We have come to believe and know.....



The Fourteenth Sunday
after Pentecost
Proper 16 - Year B
John 6:56-69

… Jesus asked the twelve, “Do you also wish to go away?” Simon Peter answered him, “Lord, to whom can we go? You have the words of eternal life. We have come to believe and know that you are the Holy One of God.”

Do you remember “One Way - Jesus” T shirts?   Did you ever own one?  I might have, back in the day.

If not, I owned other equally enthusiastic proclamations of my new found Christian faith.  I certainly had friends who wore those T shirts emblazoned with a hand with a single finger pointing to the sky and the words “One Way” and “Jesus” written around it.   

We were converts on a narrow road.  It said more about us, though, than it did about Jesus.

The 1970’s were an interesting decade of spiritual enterprise on the west coast of North America – incense sticks, patchouli oil, LSD, Maharishis and blacklight posters.  The West Coast was full of hippies, even long after hippiedom had begun to wane elsewhere.  Some hippies became Jesus People.  Some Jesus People fell away from the Christian tradition completely.
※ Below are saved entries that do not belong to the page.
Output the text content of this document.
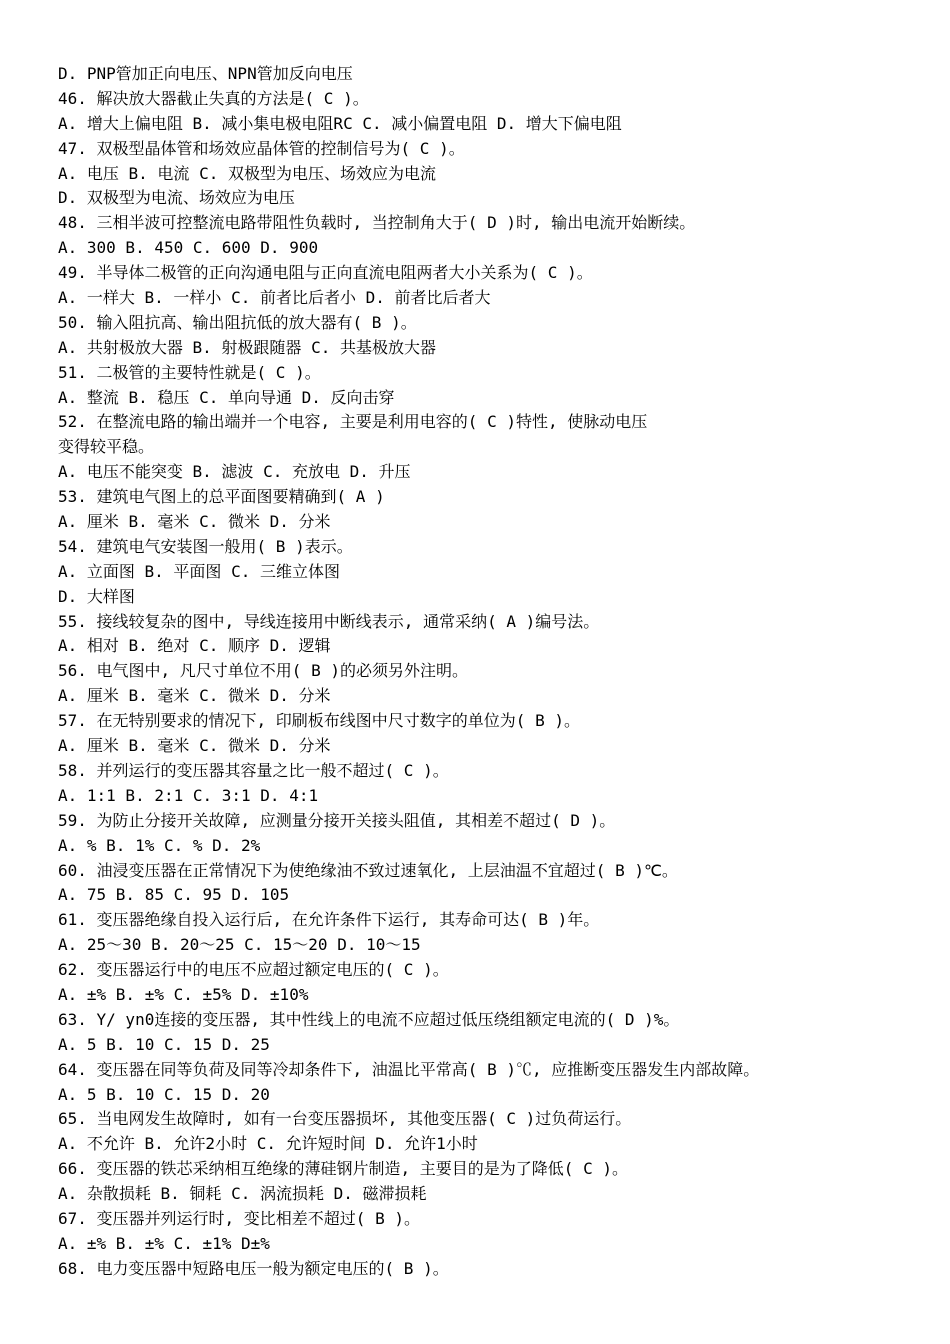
D. PNP管加正向电压、NPN管加反向电压
46. 解决放大器截止失真的方法是( C )。
A. 增大上偏电阻 B. 减小集电极电阻RC C. 减小偏置电阻 D. 增大下偏电阻
47. 双极型晶体管和场效应晶体管的控制信号为( C )。
A. 电压 B. 电流 C. 双极型为电压、场效应为电流
D. 双极型为电流、场效应为电压
48. 三相半波可控整流电路带阻性负载时, 当控制角大于( D )时, 输出电流开始断续。
A. 300 B. 450 C. 600 D. 900
49. 半导体二极管的正向沟通电阻与正向直流电阻两者大小关系为( C )。
A. 一样大 B. 一样小 C. 前者比后者小 D. 前者比后者大
50. 输入阻抗高、输出阻抗低的放大器有( B )。
A. 共射极放大器 B. 射极跟随器 C. 共基极放大器
51. 二极管的主要特性就是( C )。
A. 整流 B. 稳压 C. 单向导通 D. 反向击穿
52. 在整流电路的输出端并一个电容, 主要是利用电容的( C )特性, 使脉动电压
变得较平稳。
A. 电压不能突变 B. 滤波 C. 充放电 D. 升压
53. 建筑电气图上的总平面图要精确到( A )
A. 厘米 B. 毫米 C. 微米 D. 分米
54. 建筑电气安装图一般用( B )表示。
A. 立面图 B. 平面图 C. 三维立体图
D. 大样图
55. 接线较复杂的图中, 导线连接用中断线表示, 通常采纳( A )编号法。
A. 相对 B. 绝对 C. 顺序 D. 逻辑
56. 电气图中, 凡尺寸单位不用( B )的必须另外注明。
A. 厘米 B. 毫米 C. 微米 D. 分米
57. 在无特别要求的情况下, 印刷板布线图中尺寸数字的单位为( B )。
A. 厘米 B. 毫米 C. 微米 D. 分米
58. 并列运行的变压器其容量之比一般不超过( C )。
A. 1:1 B. 2:1 C. 3:1 D. 4:1
59. 为防止分接开关故障, 应测量分接开关接头阻值, 其相差不超过( D )。
A. % B. 1% C. % D. 2%
60. 油浸变压器在正常情况下为使绝缘油不致过速氧化, 上层油温不宜超过( B )℃。
A. 75 B. 85 C. 95 D. 105
61. 变压器绝缘自投入运行后, 在允许条件下运行, 其寿命可达( B )年。
A. 25～30 B. 20～25 C. 15～20 D. 10～15
62. 变压器运行中的电压不应超过额定电压的( C )。
A. ±% B. ±% C. ±5% D. ±10%
63. Y/ yn0连接的变压器, 其中性线上的电流不应超过低压绕组额定电流的( D )%。
A. 5 B. 10 C. 15 D. 25
64. 变压器在同等负荷及同等冷却条件下, 油温比平常高( B )℃, 应推断变压器发生内部故障。
A. 5 B. 10 C. 15 D. 20
65. 当电网发生故障时, 如有一台变压器损坏, 其他变压器( C )过负荷运行。
A. 不允许 B. 允许2小时 C. 允许短时间 D. 允许1小时
66. 变压器的铁芯采纳相互绝缘的薄硅钢片制造, 主要目的是为了降低( C )。
A. 杂散损耗 B. 铜耗 C. 涡流损耗 D. 磁滞损耗
67. 变压器并列运行时, 变比相差不超过( B )。
A. ±% B. ±% C. ±1% D±%
68. 电力变压器中短路电压一般为额定电压的( B )。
Some of them moved into rigorous Baptist or Pentecostal churches.  Some of those Jesus People gravitated to traditional churches in time and developed a love of historic liturgy and a more nuanced approach to the outside world.  There are now bishops in the Anglican tradition who, if persuaded, might dig around in their boxes of old photos and find one of some long-haired teenager, or young adult, sitting around with his chums on a Vancouver or Seattle park bench in 1974 and wearing a “one way - Jesus” T shirt.

One way.  One thing to do.  One road in or out.  One tool in the toolbox.  One answer to any question.  

You’d do your level best to avoid being in a situation like that.  If one of your adult children were to phone you and say “Dad, I’m in a situation where there appears to be only one thing I can do” you’d later grumble (out loud or to yourself) that this was clearly a result of bad planning.  In a perfect world we keep our options open: right or left, basic or enhanced, paper or plastic, manual or automatic.  We sit back.  We choose.

If the religious offering is one of ideas, then yes.  You pick and choose.  You bash ideas around.  The Gospel is proclaimed in a marketplace, cheek to jowl with other ideas about divinity and morality.  Christian preaching can, and has been over the years, threatening and manipulative – this must be both resisted and repented of.  We deny men and women the integrity of choosing.  Christian "belonging" has often, at the same time, been a matter of following in the footsteps of clan or family.  No choice is ever made.

The treasure in the Gospel message is not the path taken by men and women and their proud ownership of that bit of trail but what God has offered which is, in fact, God and his Kingdom.  The leading edge of what God is doing is the offering of a person, who is, in real terms, God’s own self.  Our Gospel reading this afternoon ends with the smallest subset of Jesus’ hearers – his own twelve disciples - who have not drifted away when the words of Jesus became difficult.

The person of Jesus – their road.  
The Body and Blood of Christ – their nourishment.  
His death and resurrection – their future.  

There is much here to question and much to be troubled about but they remain persuaded.  Their certainty is not that of a newcomer and their presence beside him is no family tradition. Jesus can see the struggle on their faces and so he asks them a question which points to the ever-open exit door.  

“Do you also wish to go away?”
 he asks.  And yet they remain.

“We have come to believe” they say.  

There is no easy answer.  The disciples have struggled and that struggle has been answered positively by experience. 

You men and women here this afternoon deserve the very same space.  Use it well.